I don’t look at it until I’ve got Corinne to her room and left again to get bandages for her face and compresses for her ribs. I wait until I’m alone in the supply room and open my palm.
It’s a note, folded, with V written on the outside. Inside, it’s only a few lines, saying almost nothing at all.
My girl, it says. Now is the time you must choose.
And then there’s a single asking.
Can we count on you?
I look up.
I swallow.
Can we count on you?
I fold the note into my pocket and I take up the bandages and compresses and I go to help Corinne.
Who was beaten by the Mayor’s men.
But who wouldn’t have been beaten if she hadn’t had to speak for Mistress Coyle.
But who was beaten even though the Mayor said she wouldn’t be hurt.
Can we count on you?
And it wasn’t signed with a name.
It just said, The Answer.
And Answer was spelled with a bright blue A.
[TODD]
BOOM!
– and the sky tears open behind us and a rush of wind comes up the road and Angharrad rears back in terror and I tumble off her to the ground and there’s dust and screaming and a throbbing in my ears as I lay there and wait to see if I’m dead or not.
Another bomb. The third this week since the first two. Not two hundred metres away from us this time.
“Bitches,” I hear Davy spit, getting to his own feet and looking back down the road.
My ears are ringing and my body’s shaking as I get to my feet. The bombs’ve come at different times of day and night, at different spots in the city. Once it was an aqueduct that fed water to the western part of town, once it was the two main bridges to the farmlands north of the river. Today, it’s–
“That’s that caff,” Davy says, trying to stop Deadfall/Acorn from bolting. “Where the soldiers eat.”
He gets Deadfall to heel and climbs back up on the saddle. “Come on!” he barks. “We’ll go see if they need help.”
I put my hands on Angharrad who’s still frightened, still saying boy colt boy colt over and over again. I say her name a buncha times and finally get back up on her.
“Don’t you go getting no funny ideas,” Davy says. He takes out his pistol and points it at me. “You ain’t sposed to leave my sight.”
Cuz that’s also how life’s gone since the bombs started.
Davy with a gun on me, every waking minute of every waking day.
So I can’t never go looking for her.
“The women certainly aren’t helping their own cause any,” says Mayor Ledger, mouth filled with chook.

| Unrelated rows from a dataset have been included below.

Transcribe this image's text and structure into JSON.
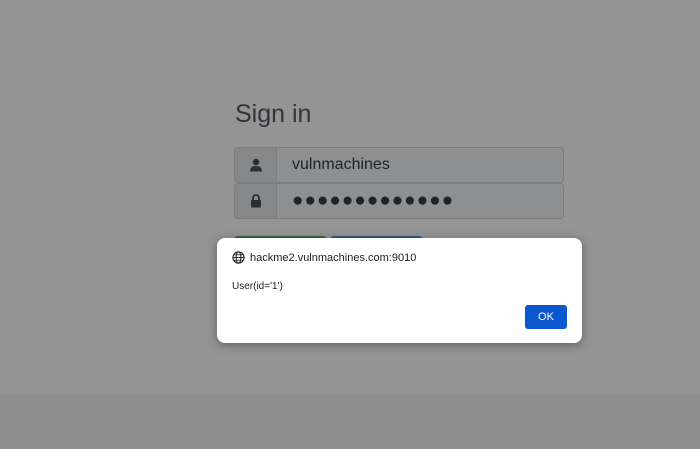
{
  "signin": {
    "title": "Sign in",
    "username_value": "vulnmachines",
    "password_value": "●●●●●●●●●●●●●",
    "username_icon": "user-icon",
    "password_icon": "lock-icon"
  },
  "dialog": {
    "origin": "hackme2.vulnmachines.com:9010",
    "origin_icon": "globe-icon",
    "message": "User(id='1')",
    "ok_label": "OK"
  },
  "colors": {
    "ok_button": "#0b57d0",
    "login_button": "#5cb85c",
    "secondary_button": "#5b9bd5"
  }
}
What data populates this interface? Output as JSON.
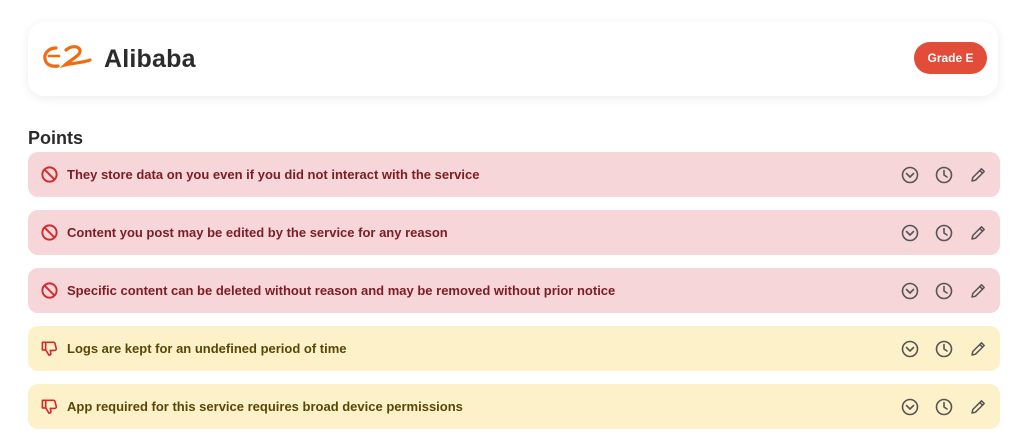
{
  "service": {
    "name": "Alibaba",
    "grade": "Grade E",
    "logo_icon": "alibaba-logo-icon"
  },
  "section": {
    "title": "Points"
  },
  "colors": {
    "grade_badge": "#e44c3a",
    "blocker_bg": "#f6d6d9",
    "blocker_text": "#7c1d24",
    "bad_bg": "#fdf1c9",
    "bad_text": "#5a4705",
    "logo_orange": "#f26b0e"
  },
  "points": [
    {
      "text": "They store data on you even if you did not interact with the service",
      "severity": "blocker",
      "icon": "no-entry-icon"
    },
    {
      "text": "Content you post may be edited by the service for any reason",
      "severity": "blocker",
      "icon": "no-entry-icon"
    },
    {
      "text": "Specific content can be deleted without reason and may be removed without prior notice",
      "severity": "blocker",
      "icon": "no-entry-icon"
    },
    {
      "text": "Logs are kept for an undefined period of time",
      "severity": "bad",
      "icon": "thumbs-down-icon"
    },
    {
      "text": "App required for this service requires broad device permissions",
      "severity": "bad",
      "icon": "thumbs-down-icon"
    }
  ],
  "point_actions": [
    "expand-circle-icon",
    "history-clock-icon",
    "edit-pencil-icon"
  ]
}
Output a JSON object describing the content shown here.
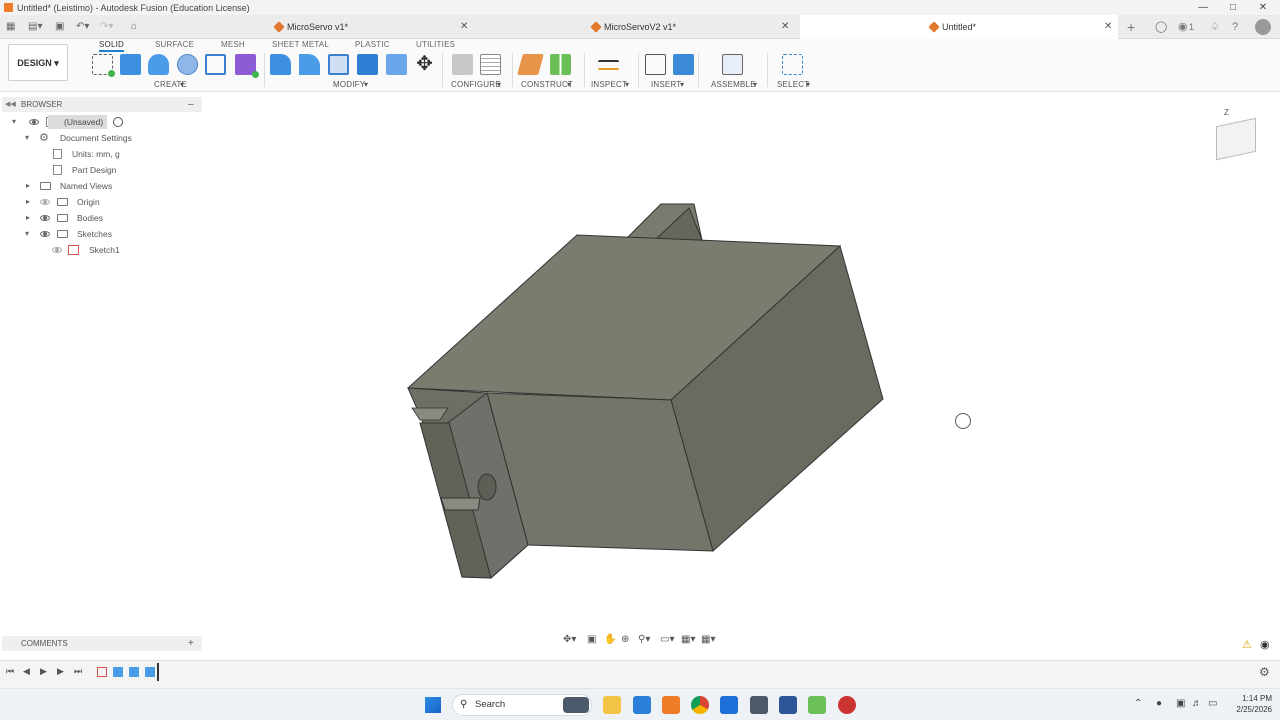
{
  "window": {
    "title": "Untitled* (Leistimo) - Autodesk Fusion (Education License)"
  },
  "tabs": [
    {
      "label": "MicroServo v1*"
    },
    {
      "label": "MicroServoV2 v1*"
    },
    {
      "label": "Untitled*"
    }
  ],
  "header_right": {
    "jobs_count": "1"
  },
  "toolbar": {
    "workspace": "DESIGN",
    "workspace_tabs": [
      "SOLID",
      "SURFACE",
      "MESH",
      "SHEET METAL",
      "PLASTIC",
      "UTILITIES"
    ],
    "groups": [
      "CREATE",
      "MODIFY",
      "CONFIGURE",
      "CONSTRUCT",
      "INSPECT",
      "INSERT",
      "ASSEMBLE",
      "SELECT"
    ]
  },
  "browser": {
    "title": "BROWSER",
    "items": [
      {
        "label": "(Unsaved)"
      },
      {
        "label": "Document Settings"
      },
      {
        "label": "Units: mm, g"
      },
      {
        "label": "Part Design"
      },
      {
        "label": "Named Views"
      },
      {
        "label": "Origin"
      },
      {
        "label": "Bodies"
      },
      {
        "label": "Sketches"
      },
      {
        "label": "Sketch1"
      }
    ]
  },
  "viewcube": {
    "axis_label": "Z"
  },
  "comments": {
    "title": "COMMENTS"
  },
  "taskbar": {
    "search_placeholder": "Search",
    "time": "1:14 PM",
    "date": "2/25/2026"
  },
  "colors": {
    "accent": "#1f7fd0",
    "body_top": "#7b7b70",
    "body_front": "#74746a",
    "body_side": "#6a6a60",
    "fusion_orange": "#f07c2a"
  }
}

I don’t say nothing, just eat my own dinner and field off the asking marks coming from his Noise. The caff was bombed at a time when it was closed, like everything else this Answer thing bombs, but just cuz it’s sposed to be empty don’t mean it always is. Davy and I found two dead soldiers when we got there and one other dead guy who probably mopped the floors or something. Three more soldiers have died in the other bombs.